Campaign to stop people giving money to beggars
A former homeless man is warning against giving money to people begging on the street.
The man who we are calling John, to protect his identity, spent eight years on the streets of Newcastle after becoming addicted to heroin when he was 12.
Now, he's helping the charity, Changing Lives, with a campaign that aims to educate people that giving cash to beggars, could lead to their death.
John started using heroin with his parents as a child. By 14 he'd been abandoned. He spent years on the street of Newcastle begging.
'I had friends who used to beg and I saw the sort of money they made. so I tried it for myself one night and I was stunned.
So on an average day Monday to Thursday would be £200, a Friday or Saturday night anything between three to £500 a night.'
But that money was simply funding John's heroin addiction.

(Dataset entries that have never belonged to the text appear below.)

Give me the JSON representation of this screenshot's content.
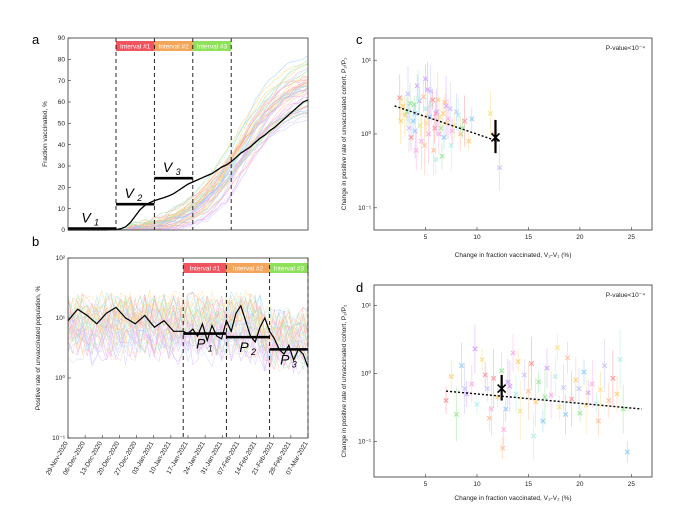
{
  "colors": {
    "interval1": "#f0545f",
    "interval2": "#f5a55a",
    "interval3": "#8fe05a",
    "divider": "#111111",
    "bold": "#000000",
    "trend": "#000000"
  },
  "chart_data": [
    {
      "panel": "a",
      "type": "line",
      "ylabel": "Fraction vaccinated, %",
      "ylim": [
        0,
        90
      ],
      "yticks": [
        "0",
        "10",
        "20",
        "30",
        "40",
        "50",
        "60",
        "70",
        "80",
        "90"
      ],
      "intervals": [
        {
          "label": "Interval #1",
          "start": 10,
          "end": 18
        },
        {
          "label": "Interval #2",
          "start": 18,
          "end": 26
        },
        {
          "label": "Interval #3",
          "start": 26,
          "end": 34
        }
      ],
      "levels": [
        {
          "label": "V",
          "sub": "1",
          "value": 0.7
        },
        {
          "label": "V",
          "sub": "2",
          "value": 12.1
        },
        {
          "label": "V",
          "sub": "3",
          "value": 24.3
        }
      ],
      "highlight_series": {
        "x": [
          0,
          2,
          4,
          6,
          8,
          10,
          11,
          12,
          13,
          14,
          15,
          16,
          17,
          18,
          19,
          20,
          21,
          22,
          23,
          24,
          25,
          26,
          27,
          28,
          29,
          30,
          31,
          32,
          33,
          34,
          35,
          36,
          37,
          38,
          39,
          40,
          41,
          42,
          43,
          44,
          45,
          46,
          47,
          48,
          49,
          50
        ],
        "y": [
          0,
          0,
          0,
          0,
          0,
          0.2,
          0.6,
          1.5,
          3.5,
          6.5,
          9.5,
          11.5,
          12.8,
          13.8,
          14.5,
          15.2,
          16,
          17,
          18.5,
          20,
          21.5,
          22.5,
          23.5,
          24.5,
          25.5,
          26.5,
          28,
          29.5,
          30.5,
          32,
          34,
          36,
          37.5,
          39,
          41,
          43,
          44.5,
          46.5,
          48,
          50,
          52,
          54,
          56,
          58,
          60,
          61
        ]
      }
    },
    {
      "panel": "b",
      "type": "line",
      "ylabel": "Positive rate of unvaccinated population, %",
      "yscale": "log",
      "ylim": [
        0.1,
        100
      ],
      "yticks": [
        "10⁻¹",
        "10⁰",
        "10¹",
        "10²"
      ],
      "x_tick_labels": [
        "29-Nov-2020",
        "06-Dec-2020",
        "13-Dec-2020",
        "20-Dec-2020",
        "27-Dec-2020",
        "03-Jan-2021",
        "10-Jan-2021",
        "17-Jan-2021",
        "24-Jan-2021",
        "31-Jan-2021",
        "07-Feb-2021",
        "14-Feb-2021",
        "21-Feb-2021",
        "28-Feb-2021",
        "07-Mar-2021"
      ],
      "intervals": [
        {
          "label": "Interval #1",
          "start": 24,
          "end": 33
        },
        {
          "label": "Interval #2",
          "start": 33,
          "end": 42
        },
        {
          "label": "Interval #3",
          "start": 42,
          "end": 50
        }
      ],
      "levels": [
        {
          "label": "P",
          "sub": "1",
          "value": 5.5
        },
        {
          "label": "P",
          "sub": "2",
          "value": 4.8
        },
        {
          "label": "P",
          "sub": "3",
          "value": 3.0
        }
      ],
      "highlight_series": {
        "x": [
          0,
          2,
          4,
          6,
          8,
          10,
          12,
          14,
          16,
          18,
          20,
          22,
          24,
          25,
          26,
          27,
          28,
          29,
          30,
          31,
          32,
          33,
          34,
          35,
          36,
          37,
          38,
          39,
          40,
          41,
          42,
          43,
          44,
          45,
          46,
          47,
          48,
          49,
          50
        ],
        "y": [
          9,
          14,
          11,
          8,
          12,
          15,
          10,
          8,
          11,
          7,
          9,
          6,
          6,
          5.5,
          6.5,
          5,
          8,
          4.2,
          7.5,
          5,
          4.5,
          9,
          6,
          12,
          16,
          9,
          5,
          4,
          7,
          10,
          6,
          4.5,
          3,
          2.5,
          3.5,
          2,
          3,
          2.5,
          1.5
        ]
      }
    },
    {
      "panel": "c",
      "type": "scatter",
      "xlabel": "Change in fraction vaccinated, V₂-V₁ (%)",
      "ylabel": "Change in positive rate of unvaccinated cohort, P₂/P₁",
      "yscale": "log",
      "xlim": [
        0,
        27
      ],
      "ylim": [
        0.05,
        20
      ],
      "xticks": [
        "5",
        "10",
        "15",
        "20",
        "25"
      ],
      "yticks": [
        "10⁻¹",
        "10⁰",
        "10¹"
      ],
      "annotation": "P-value<10⁻⁴",
      "points": [
        [
          2.5,
          3.1
        ],
        [
          3.0,
          1.8
        ],
        [
          3.5,
          2.6
        ],
        [
          4.0,
          1.1
        ],
        [
          4.2,
          4.5
        ],
        [
          4.6,
          0.8
        ],
        [
          5.0,
          2.2
        ],
        [
          5.1,
          1.4
        ],
        [
          5.5,
          3.8
        ],
        [
          5.8,
          0.6
        ],
        [
          6.0,
          1.9
        ],
        [
          6.2,
          2.9
        ],
        [
          6.5,
          1.2
        ],
        [
          6.8,
          0.9
        ],
        [
          7.0,
          2.4
        ],
        [
          7.2,
          1.6
        ],
        [
          7.5,
          0.7
        ],
        [
          7.8,
          1.3
        ],
        [
          8.0,
          2.0
        ],
        [
          8.4,
          1.0
        ],
        [
          8.8,
          1.5
        ],
        [
          9.2,
          0.8
        ],
        [
          3.2,
          2.0
        ],
        [
          3.8,
          1.5
        ],
        [
          4.4,
          2.8
        ],
        [
          5.3,
          1.0
        ],
        [
          5.6,
          2.5
        ],
        [
          6.4,
          1.7
        ],
        [
          7.4,
          2.2
        ],
        [
          4.8,
          3.2
        ],
        [
          3.6,
          0.9
        ],
        [
          2.8,
          2.4
        ],
        [
          6.6,
          0.5
        ],
        [
          4.0,
          1.9
        ],
        [
          5.2,
          4.0
        ],
        [
          7.6,
          1.1
        ],
        [
          8.2,
          1.8
        ],
        [
          4.5,
          1.3
        ],
        [
          3.3,
          3.5
        ],
        [
          6.9,
          2.7
        ],
        [
          5.9,
          1.2
        ],
        [
          2.6,
          1.5
        ],
        [
          3.9,
          2.5
        ],
        [
          5.4,
          1.7
        ],
        [
          6.1,
          2.0
        ],
        [
          6.3,
          1.0
        ],
        [
          4.3,
          3.0
        ],
        [
          7.1,
          1.4
        ],
        [
          3.4,
          1.2
        ],
        [
          4.9,
          0.7
        ],
        [
          5.7,
          2.9
        ],
        [
          6.7,
          1.9
        ],
        [
          8.6,
          1.2
        ],
        [
          9.5,
          1.6
        ],
        [
          5.0,
          5.6
        ],
        [
          4.1,
          0.6
        ],
        [
          6.0,
          0.45
        ],
        [
          11.3,
          1.9
        ],
        [
          12.2,
          0.35
        ],
        [
          11.7,
          1.0
        ]
      ],
      "mean_point": {
        "x": 11.8,
        "y": 0.9,
        "ylow": 0.55,
        "yhigh": 1.55
      },
      "trend": {
        "x": [
          2,
          12
        ],
        "y": [
          2.4,
          0.8
        ]
      }
    },
    {
      "panel": "d",
      "type": "scatter",
      "xlabel": "Change in fraction vaccinated, V₃-V₂ (%)",
      "ylabel": "Change in positive rate of unvaccinated cohort, P₃/P₂",
      "yscale": "log",
      "xlim": [
        0,
        27
      ],
      "ylim": [
        0.03,
        20
      ],
      "xticks": [
        "5",
        "10",
        "15",
        "20",
        "25"
      ],
      "yticks": [
        "10⁻¹",
        "10⁰",
        "10¹"
      ],
      "annotation": "P-value<10⁻⁴",
      "points": [
        [
          7.0,
          0.4
        ],
        [
          7.5,
          0.9
        ],
        [
          8.0,
          0.25
        ],
        [
          8.5,
          1.3
        ],
        [
          9.0,
          0.5
        ],
        [
          9.5,
          0.7
        ],
        [
          10.0,
          0.35
        ],
        [
          10.5,
          1.6
        ],
        [
          11.0,
          0.6
        ],
        [
          11.2,
          0.22
        ],
        [
          11.6,
          0.85
        ],
        [
          12.0,
          0.45
        ],
        [
          12.4,
          1.1
        ],
        [
          12.8,
          0.3
        ],
        [
          13.2,
          0.65
        ],
        [
          13.5,
          2.0
        ],
        [
          13.8,
          0.5
        ],
        [
          14.2,
          0.28
        ],
        [
          14.6,
          0.95
        ],
        [
          15.0,
          0.55
        ],
        [
          15.3,
          1.4
        ],
        [
          15.7,
          0.38
        ],
        [
          16.0,
          0.75
        ],
        [
          16.4,
          0.2
        ],
        [
          16.8,
          1.2
        ],
        [
          17.2,
          0.48
        ],
        [
          17.6,
          0.9
        ],
        [
          18.0,
          0.32
        ],
        [
          18.4,
          0.62
        ],
        [
          18.8,
          1.7
        ],
        [
          19.2,
          0.42
        ],
        [
          19.6,
          0.8
        ],
        [
          20.0,
          0.26
        ],
        [
          20.4,
          1.05
        ],
        [
          20.8,
          0.52
        ],
        [
          21.2,
          0.7
        ],
        [
          21.6,
          0.36
        ],
        [
          22.0,
          0.58
        ],
        [
          22.4,
          1.3
        ],
        [
          22.8,
          0.4
        ],
        [
          23.2,
          0.85
        ],
        [
          23.6,
          0.5
        ],
        [
          24.2,
          0.3
        ],
        [
          24.6,
          0.07
        ],
        [
          9.8,
          2.3
        ],
        [
          12.6,
          0.15
        ],
        [
          15.5,
          0.12
        ],
        [
          17.8,
          2.4
        ],
        [
          19.9,
          0.6
        ],
        [
          21.8,
          0.2
        ],
        [
          10.8,
          0.95
        ],
        [
          14.0,
          1.5
        ],
        [
          16.6,
          0.45
        ],
        [
          18.6,
          0.25
        ],
        [
          13.0,
          0.75
        ],
        [
          11.4,
          0.3
        ],
        [
          23.9,
          1.6
        ],
        [
          20.6,
          0.34
        ],
        [
          8.8,
          0.6
        ],
        [
          12.5,
          0.08
        ]
      ],
      "mean_point": {
        "x": 12.4,
        "y": 0.6,
        "ylow": 0.4,
        "yhigh": 0.95
      },
      "trend": {
        "x": [
          7,
          26
        ],
        "y": [
          0.55,
          0.3
        ]
      }
    }
  ]
}
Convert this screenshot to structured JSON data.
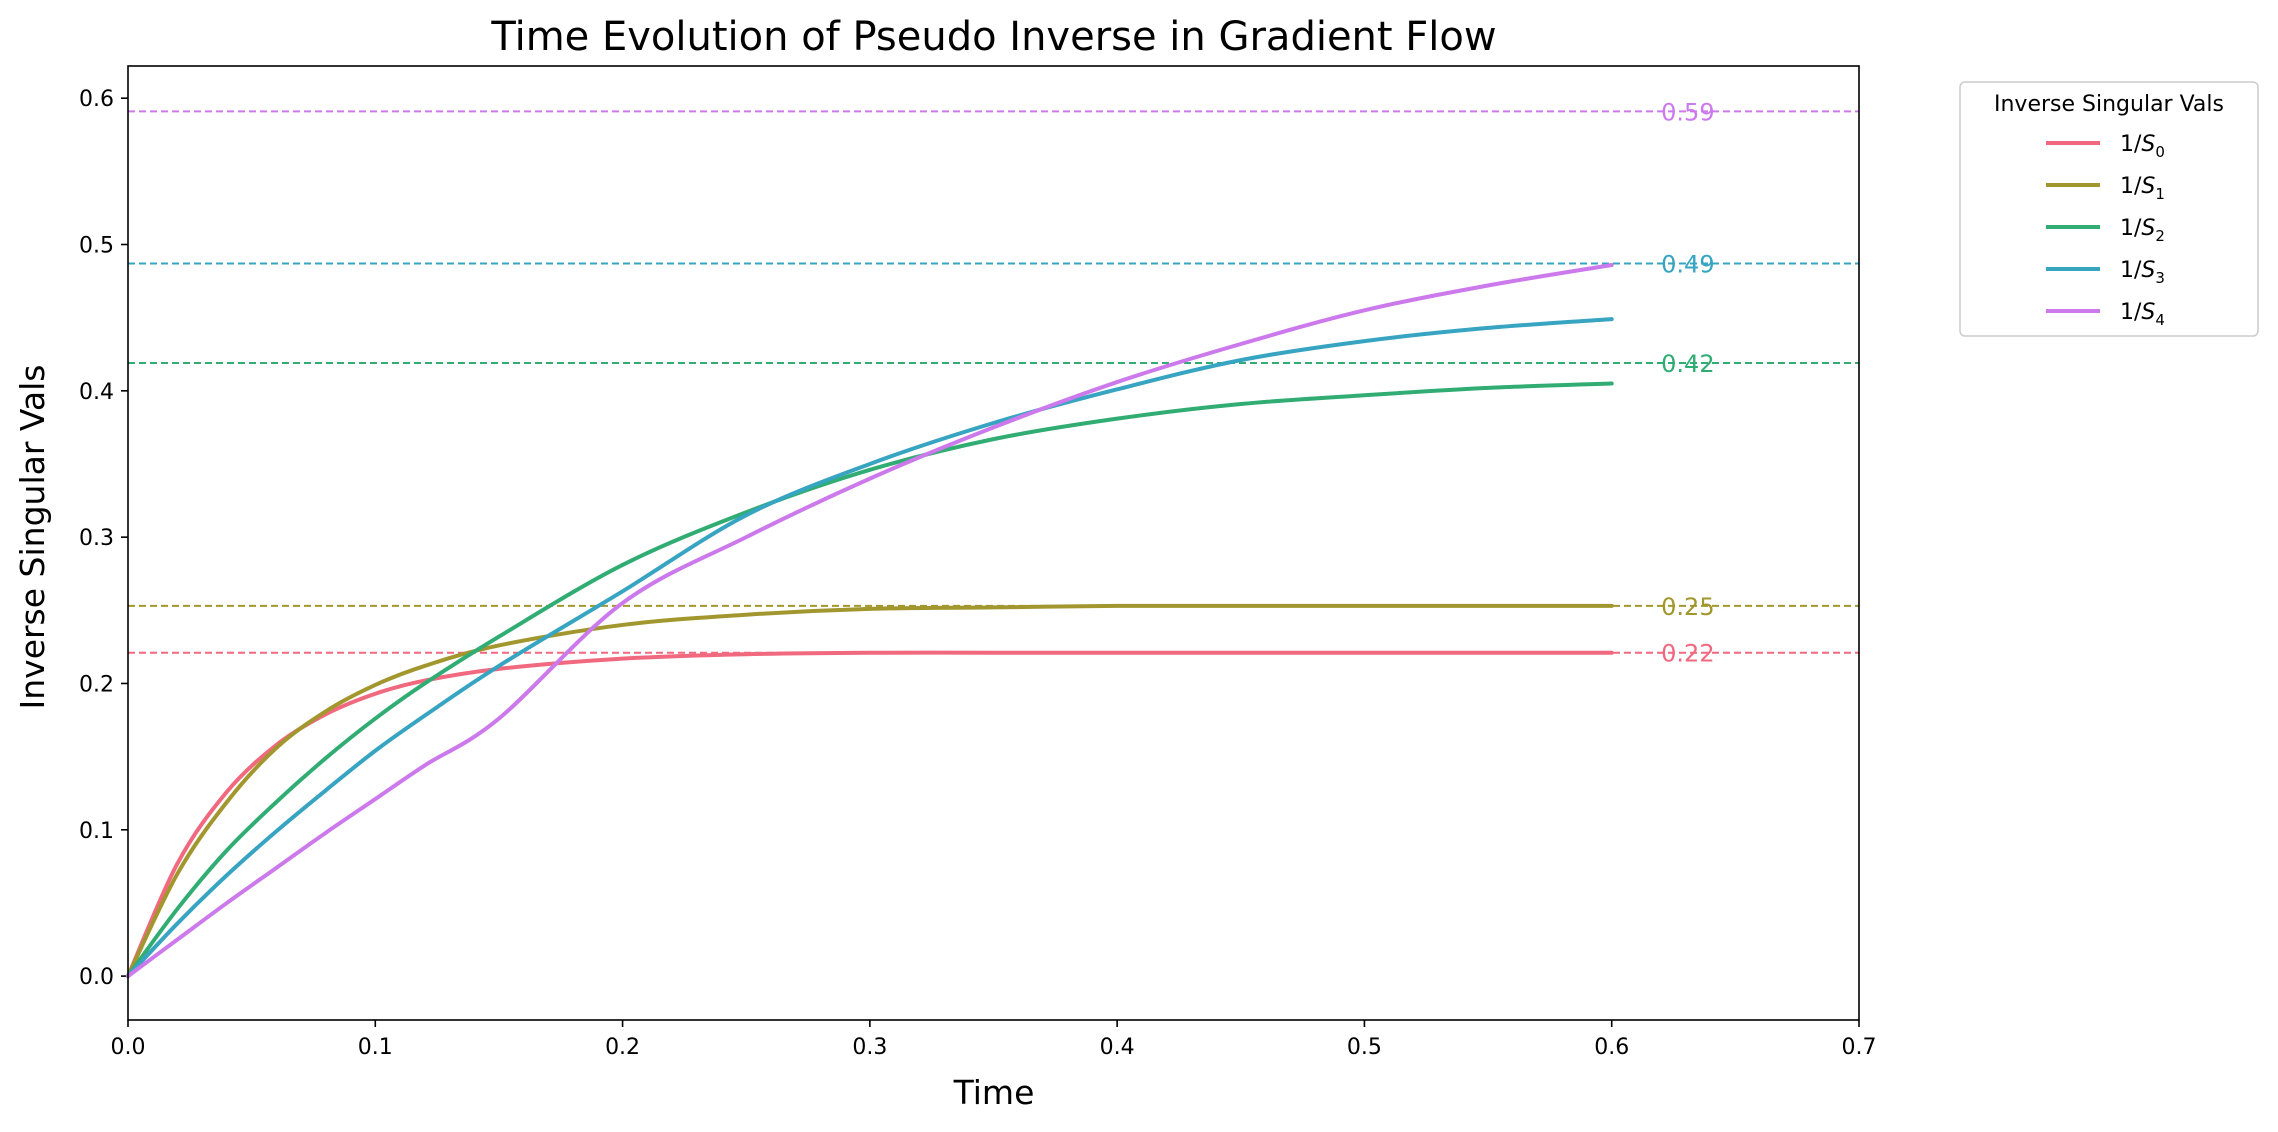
{
  "chart_data": {
    "type": "line",
    "title": "Time Evolution of Pseudo Inverse in Gradient Flow",
    "xlabel": "Time",
    "ylabel": "Inverse Singular Vals",
    "xlim": [
      0.0,
      0.7
    ],
    "ylim": [
      -0.03,
      0.622
    ],
    "xticks": [
      "0.0",
      "0.1",
      "0.2",
      "0.3",
      "0.4",
      "0.5",
      "0.6",
      "0.7"
    ],
    "yticks": [
      "0.0",
      "0.1",
      "0.2",
      "0.3",
      "0.4",
      "0.5",
      "0.6"
    ],
    "grid": false,
    "legend": {
      "title": "Inverse Singular Vals",
      "placement": "outside-top-right"
    },
    "series": [
      {
        "name": "1/S0",
        "name_base": "1/",
        "name_var": "S",
        "name_sub": "0",
        "color": "#f0697f",
        "x": [
          0.0,
          0.02,
          0.04,
          0.06,
          0.08,
          0.1,
          0.12,
          0.15,
          0.2,
          0.25,
          0.3,
          0.35,
          0.4,
          0.45,
          0.5,
          0.55,
          0.6
        ],
        "y": [
          0.0,
          0.077,
          0.126,
          0.158,
          0.179,
          0.193,
          0.202,
          0.21,
          0.217,
          0.22,
          0.221,
          0.221,
          0.221,
          0.221,
          0.221,
          0.221,
          0.221
        ],
        "asymptote": 0.221,
        "asymptote_label": "0.22"
      },
      {
        "name": "1/S1",
        "name_base": "1/",
        "name_var": "S",
        "name_sub": "1",
        "color": "#a2972e",
        "x": [
          0.0,
          0.02,
          0.04,
          0.06,
          0.08,
          0.1,
          0.12,
          0.15,
          0.2,
          0.25,
          0.3,
          0.35,
          0.4,
          0.45,
          0.5,
          0.55,
          0.6
        ],
        "y": [
          0.0,
          0.07,
          0.119,
          0.156,
          0.181,
          0.199,
          0.212,
          0.226,
          0.24,
          0.247,
          0.251,
          0.252,
          0.253,
          0.253,
          0.253,
          0.253,
          0.253
        ],
        "asymptote": 0.253,
        "asymptote_label": "0.25"
      },
      {
        "name": "1/S2",
        "name_base": "1/",
        "name_var": "S",
        "name_sub": "2",
        "color": "#31ad74",
        "x": [
          0.0,
          0.02,
          0.04,
          0.06,
          0.08,
          0.1,
          0.12,
          0.15,
          0.2,
          0.25,
          0.3,
          0.35,
          0.4,
          0.45,
          0.5,
          0.55,
          0.6
        ],
        "y": [
          0.0,
          0.046,
          0.086,
          0.119,
          0.149,
          0.176,
          0.2,
          0.232,
          0.281,
          0.317,
          0.346,
          0.367,
          0.381,
          0.391,
          0.397,
          0.402,
          0.405
        ],
        "asymptote": 0.419,
        "asymptote_label": "0.42"
      },
      {
        "name": "1/S3",
        "name_base": "1/",
        "name_var": "S",
        "name_sub": "3",
        "color": "#37a4c2",
        "x": [
          0.0,
          0.02,
          0.04,
          0.06,
          0.08,
          0.1,
          0.12,
          0.15,
          0.2,
          0.25,
          0.3,
          0.35,
          0.4,
          0.45,
          0.5,
          0.55,
          0.6
        ],
        "y": [
          0.0,
          0.036,
          0.069,
          0.099,
          0.127,
          0.154,
          0.178,
          0.212,
          0.263,
          0.315,
          0.35,
          0.378,
          0.401,
          0.421,
          0.434,
          0.443,
          0.449
        ],
        "asymptote": 0.487,
        "asymptote_label": "0.49"
      },
      {
        "name": "1/S4",
        "name_base": "1/",
        "name_var": "S",
        "name_sub": "4",
        "color": "#cc79ec",
        "x": [
          0.0,
          0.02,
          0.04,
          0.06,
          0.08,
          0.1,
          0.12,
          0.15,
          0.2,
          0.25,
          0.3,
          0.35,
          0.4,
          0.45,
          0.5,
          0.55,
          0.6
        ],
        "y": [
          0.0,
          0.025,
          0.05,
          0.074,
          0.098,
          0.121,
          0.144,
          0.176,
          0.255,
          0.3,
          0.34,
          0.375,
          0.406,
          0.432,
          0.455,
          0.472,
          0.486
        ],
        "asymptote": 0.591,
        "asymptote_label": "0.59"
      }
    ]
  }
}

'I got to 32 and I was living in a cave in Seaham and I was just physically mentally and emotionally broken, I just couldn't function at all I wanted to die and to kill myself. I went to rehab and got an assessment and they took me in the next day and turned my life around.'
Two years ago it was estimated there were 25 people begging on the streets of Newcastle today it's thought to be 200.
That has led to a new campaign being launched by charity Changing Lives.
Outreach workers for the charity say that only a small minority of the beggars are homeless and they sit on the streets to make money to feed their addiction. Northumbria Police and Newcastle City Council are backing this new campaign, they want people to understand the real picture of begging in the city.
And that is something that John agrees with.
'The right thing would be not to give them money, you could give them money and they could go and use and that could kill them.'
This campaign is hoping that we can make a real change in a beggars life, by NOT giving them money.